Last week TheBlaze reported that the “Newseum” museum of news and journalism in Washington, D.C. was slated to honor two fallen members of Hamas’ media-propaganda wing, al Aqsa Television. After much backlash, the museum has now retracted its decision to memorialize the cameramen, Hussam Salama and Mahmoud al-Kumi, who were killed in an Israeli air strike in Gaza while working for the Hamas-controlled media outlet.
In response, a statement for Newseum reads:
Serious questions have been raised as to whether two of the individuals included on our initial list of journalists who died covering the news this past year were truly journalists or whether they were engaged in terrorist activities.
We take the concerns raised about these two men seriously and have decided to re-evaluate their inclusion as journalists on our memorial wall pending further investigation.
Terrorism has altered the landscape in many areas, including the rules of war and engagement, law, investigative and interrogation techniques, and the detention of enemy combatants. Journalism is no exception.
To further our First Amendment mission to provide a forum where all may speak freely, the Newseum will establish a new initiative to explore differing views on the new questions facing journalism and journalists.
On Monday, May 13, the museum hosted an an annual ceremony to honor newspeople “who died or were killed in the pursuit of news.”

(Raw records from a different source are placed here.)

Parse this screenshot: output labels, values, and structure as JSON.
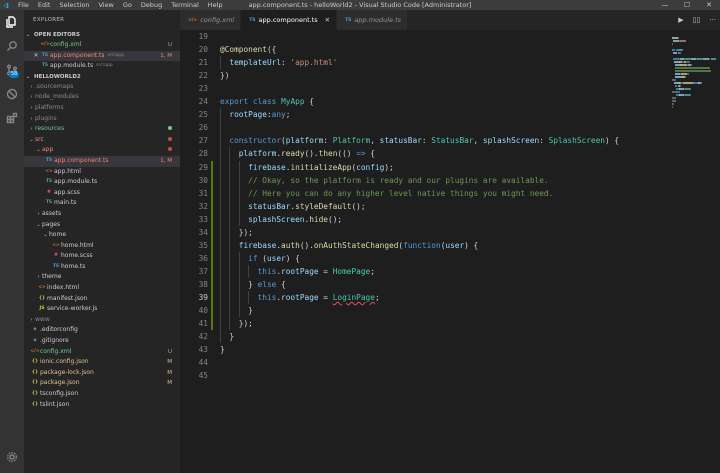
{
  "window": {
    "title": "app.component.ts - helloWorld2 - Visual Studio Code [Administrator]",
    "menu": [
      "File",
      "Edit",
      "Selection",
      "View",
      "Go",
      "Debug",
      "Terminal",
      "Help"
    ],
    "controls": [
      "—",
      "☐",
      "✕"
    ]
  },
  "activity": {
    "scm_badge": "58"
  },
  "sidebar": {
    "title": "EXPLORER",
    "open_editors_label": "OPEN EDITORS",
    "project_label": "HELLOWORLD2",
    "open_editors": [
      {
        "icon": "XML",
        "label": "config.xml",
        "desc": "",
        "badge": "U",
        "status": "add"
      },
      {
        "icon": "TS",
        "label": "app.component.ts",
        "desc": "src\\app",
        "badge": "1, M",
        "status": "err",
        "selected": true
      },
      {
        "icon": "TS",
        "label": "app.module.ts",
        "desc": "src\\app",
        "badge": "",
        "status": "def"
      }
    ],
    "tree": [
      {
        "depth": 0,
        "chev": "›",
        "icon": "",
        "label": ".sourcemaps",
        "badge": "",
        "status": "ign"
      },
      {
        "depth": 0,
        "chev": "›",
        "icon": "",
        "label": "node_modules",
        "badge": "",
        "status": "ign"
      },
      {
        "depth": 0,
        "chev": "›",
        "icon": "",
        "label": "platforms",
        "badge": "",
        "status": "ign"
      },
      {
        "depth": 0,
        "chev": "›",
        "icon": "",
        "label": "plugins",
        "badge": "",
        "status": "ign"
      },
      {
        "depth": 0,
        "chev": "›",
        "icon": "",
        "label": "resources",
        "badge": "dot",
        "status": "add"
      },
      {
        "depth": 0,
        "chev": "⌄",
        "icon": "",
        "label": "src",
        "badge": "dot",
        "status": "err"
      },
      {
        "depth": 1,
        "chev": "⌄",
        "icon": "",
        "label": "app",
        "badge": "dot",
        "status": "err"
      },
      {
        "depth": 2,
        "chev": "",
        "icon": "TS",
        "label": "app.component.ts",
        "badge": "1, M",
        "status": "err",
        "selected": true
      },
      {
        "depth": 2,
        "chev": "",
        "icon": "<>",
        "label": "app.html",
        "badge": "",
        "status": "def"
      },
      {
        "depth": 2,
        "chev": "",
        "icon": "TS",
        "label": "app.module.ts",
        "badge": "",
        "status": "def"
      },
      {
        "depth": 2,
        "chev": "",
        "icon": "#",
        "label": "app.scss",
        "badge": "",
        "status": "def"
      },
      {
        "depth": 2,
        "chev": "",
        "icon": "TS",
        "label": "main.ts",
        "badge": "",
        "status": "def"
      },
      {
        "depth": 1,
        "chev": "›",
        "icon": "",
        "label": "assets",
        "badge": "",
        "status": "def"
      },
      {
        "depth": 1,
        "chev": "⌄",
        "icon": "",
        "label": "pages",
        "badge": "",
        "status": "def"
      },
      {
        "depth": 2,
        "chev": "⌄",
        "icon": "",
        "label": "home",
        "badge": "",
        "status": "def"
      },
      {
        "depth": 3,
        "chev": "",
        "icon": "<>",
        "label": "home.html",
        "badge": "",
        "status": "def"
      },
      {
        "depth": 3,
        "chev": "",
        "icon": "#",
        "label": "home.scss",
        "badge": "",
        "status": "def"
      },
      {
        "depth": 3,
        "chev": "",
        "icon": "TS",
        "label": "home.ts",
        "badge": "",
        "status": "def"
      },
      {
        "depth": 1,
        "chev": "›",
        "icon": "",
        "label": "theme",
        "badge": "",
        "status": "def"
      },
      {
        "depth": 1,
        "chev": "",
        "icon": "<>",
        "label": "index.html",
        "badge": "",
        "status": "def"
      },
      {
        "depth": 1,
        "chev": "",
        "icon": "{}",
        "label": "manifest.json",
        "badge": "",
        "status": "def"
      },
      {
        "depth": 1,
        "chev": "",
        "icon": "JS",
        "label": "service-worker.js",
        "badge": "",
        "status": "def"
      },
      {
        "depth": 0,
        "chev": "›",
        "icon": "",
        "label": "www",
        "badge": "",
        "status": "ign"
      },
      {
        "depth": 0,
        "chev": "",
        "icon": "◆",
        "label": ".editorconfig",
        "badge": "",
        "status": "def"
      },
      {
        "depth": 0,
        "chev": "",
        "icon": "◆",
        "label": ".gitignore",
        "badge": "",
        "status": "def"
      },
      {
        "depth": 0,
        "chev": "",
        "icon": "XML",
        "label": "config.xml",
        "badge": "U",
        "status": "add"
      },
      {
        "depth": 0,
        "chev": "",
        "icon": "{}",
        "label": "ionic.config.json",
        "badge": "M",
        "status": "mod"
      },
      {
        "depth": 0,
        "chev": "",
        "icon": "{}",
        "label": "package-lock.json",
        "badge": "M",
        "status": "mod"
      },
      {
        "depth": 0,
        "chev": "",
        "icon": "{}",
        "label": "package.json",
        "badge": "M",
        "status": "mod"
      },
      {
        "depth": 0,
        "chev": "",
        "icon": "{}",
        "label": "tsconfig.json",
        "badge": "",
        "status": "def"
      },
      {
        "depth": 0,
        "chev": "",
        "icon": "{}",
        "label": "tslint.json",
        "badge": "",
        "status": "def"
      }
    ]
  },
  "tabs": [
    {
      "icon": "XML",
      "label": "config.xml",
      "active": false,
      "italic": true
    },
    {
      "icon": "TS",
      "label": "app.component.ts",
      "active": true,
      "italic": false
    },
    {
      "icon": "TS",
      "label": "app.module.ts",
      "active": false,
      "italic": true
    }
  ],
  "editor_actions": [
    "▶",
    "▯▯",
    "···"
  ],
  "editor": {
    "current_line": 39,
    "lines": [
      {
        "n": "19",
        "tokens": []
      },
      {
        "n": "20",
        "tokens": [
          [
            "m",
            "@Component"
          ],
          [
            "p",
            "({"
          ]
        ]
      },
      {
        "n": "21",
        "tokens": [
          [
            "p",
            "  "
          ],
          [
            "v",
            "templateUrl"
          ],
          [
            "p",
            ": "
          ],
          [
            "s",
            "'app.html'"
          ]
        ]
      },
      {
        "n": "22",
        "tokens": [
          [
            "p",
            "})"
          ]
        ]
      },
      {
        "n": "23",
        "tokens": []
      },
      {
        "n": "24",
        "tokens": [
          [
            "k",
            "export"
          ],
          [
            "p",
            " "
          ],
          [
            "k",
            "class"
          ],
          [
            "p",
            " "
          ],
          [
            "c",
            "MyApp"
          ],
          [
            "p",
            " {"
          ]
        ]
      },
      {
        "n": "25",
        "tokens": [
          [
            "p",
            "  "
          ],
          [
            "v",
            "rootPage"
          ],
          [
            "p",
            ":"
          ],
          [
            "k",
            "any"
          ],
          [
            "p",
            ";"
          ]
        ]
      },
      {
        "n": "26",
        "tokens": []
      },
      {
        "n": "27",
        "tokens": [
          [
            "p",
            "  "
          ],
          [
            "k",
            "constructor"
          ],
          [
            "p",
            "("
          ],
          [
            "v",
            "platform"
          ],
          [
            "p",
            ": "
          ],
          [
            "c",
            "Platform"
          ],
          [
            "p",
            ", "
          ],
          [
            "v",
            "statusBar"
          ],
          [
            "p",
            ": "
          ],
          [
            "c",
            "StatusBar"
          ],
          [
            "p",
            ", "
          ],
          [
            "v",
            "splashScreen"
          ],
          [
            "p",
            ": "
          ],
          [
            "c",
            "SplashScreen"
          ],
          [
            "p",
            ") {"
          ]
        ]
      },
      {
        "n": "28",
        "tokens": [
          [
            "p",
            "    "
          ],
          [
            "v",
            "platform"
          ],
          [
            "p",
            "."
          ],
          [
            "m",
            "ready"
          ],
          [
            "p",
            "()."
          ],
          [
            "m",
            "then"
          ],
          [
            "p",
            "(() "
          ],
          [
            "k",
            "=>"
          ],
          [
            "p",
            " {"
          ]
        ]
      },
      {
        "n": "29",
        "tokens": [
          [
            "p",
            "      "
          ],
          [
            "v",
            "firebase"
          ],
          [
            "p",
            "."
          ],
          [
            "m",
            "initializeApp"
          ],
          [
            "p",
            "("
          ],
          [
            "v",
            "config"
          ],
          [
            "p",
            ");"
          ]
        ]
      },
      {
        "n": "30",
        "tokens": [
          [
            "p",
            "      "
          ],
          [
            "cm",
            "// Okay, so the platform is ready and our plugins are available."
          ]
        ]
      },
      {
        "n": "31",
        "tokens": [
          [
            "p",
            "      "
          ],
          [
            "cm",
            "// Here you can do any higher level native things you might need."
          ]
        ]
      },
      {
        "n": "32",
        "tokens": [
          [
            "p",
            "      "
          ],
          [
            "v",
            "statusBar"
          ],
          [
            "p",
            "."
          ],
          [
            "m",
            "styleDefault"
          ],
          [
            "p",
            "();"
          ]
        ]
      },
      {
        "n": "33",
        "tokens": [
          [
            "p",
            "      "
          ],
          [
            "v",
            "splashScreen"
          ],
          [
            "p",
            "."
          ],
          [
            "m",
            "hide"
          ],
          [
            "p",
            "();"
          ]
        ]
      },
      {
        "n": "34",
        "tokens": [
          [
            "p",
            "    });"
          ]
        ]
      },
      {
        "n": "35",
        "tokens": [
          [
            "p",
            "    "
          ],
          [
            "v",
            "firebase"
          ],
          [
            "p",
            "."
          ],
          [
            "m",
            "auth"
          ],
          [
            "p",
            "()."
          ],
          [
            "m",
            "onAuthStateChanged"
          ],
          [
            "p",
            "("
          ],
          [
            "k",
            "function"
          ],
          [
            "p",
            "("
          ],
          [
            "v",
            "user"
          ],
          [
            "p",
            ") {"
          ]
        ]
      },
      {
        "n": "36",
        "tokens": [
          [
            "p",
            "      "
          ],
          [
            "k",
            "if"
          ],
          [
            "p",
            " ("
          ],
          [
            "v",
            "user"
          ],
          [
            "p",
            ") {"
          ]
        ]
      },
      {
        "n": "37",
        "tokens": [
          [
            "p",
            "        "
          ],
          [
            "k",
            "this"
          ],
          [
            "p",
            "."
          ],
          [
            "v",
            "rootPage"
          ],
          [
            "p",
            " = "
          ],
          [
            "c",
            "HomePage"
          ],
          [
            "p",
            ";"
          ]
        ]
      },
      {
        "n": "38",
        "tokens": [
          [
            "p",
            "      } "
          ],
          [
            "k",
            "else"
          ],
          [
            "p",
            " {"
          ]
        ]
      },
      {
        "n": "39",
        "tokens": [
          [
            "p",
            "        "
          ],
          [
            "k",
            "this"
          ],
          [
            "p",
            "."
          ],
          [
            "v",
            "rootPage"
          ],
          [
            "p",
            " = "
          ],
          [
            "cerr",
            "LoginPage"
          ],
          [
            "p",
            ";"
          ]
        ]
      },
      {
        "n": "40",
        "tokens": [
          [
            "p",
            "      }"
          ]
        ]
      },
      {
        "n": "41",
        "tokens": [
          [
            "p",
            "    });"
          ]
        ]
      },
      {
        "n": "42",
        "tokens": [
          [
            "p",
            "  }"
          ]
        ]
      },
      {
        "n": "43",
        "tokens": [
          [
            "p",
            "}"
          ]
        ]
      },
      {
        "n": "44",
        "tokens": []
      },
      {
        "n": "45",
        "tokens": []
      }
    ],
    "modified_lines": [
      "29",
      "30",
      "31",
      "32",
      "33",
      "34",
      "35",
      "36",
      "37",
      "38",
      "39",
      "40",
      "41"
    ]
  }
}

News of the retraction is being warmly received by those who condemned the decision as members of al Aqsa, according to Steve Stalinsky at the Middle East Media and Research Institute, “are continually calling for the destruction of America.”
Clifford May, president of the Foundation for the Defense of Democracies, commended Newseum.
“I give great credit to the leadership of the Newseum for re-thinking this issue,” he said, “and to the Obama administration for designating Al Aqsa TV as a terrorist organization in 2010.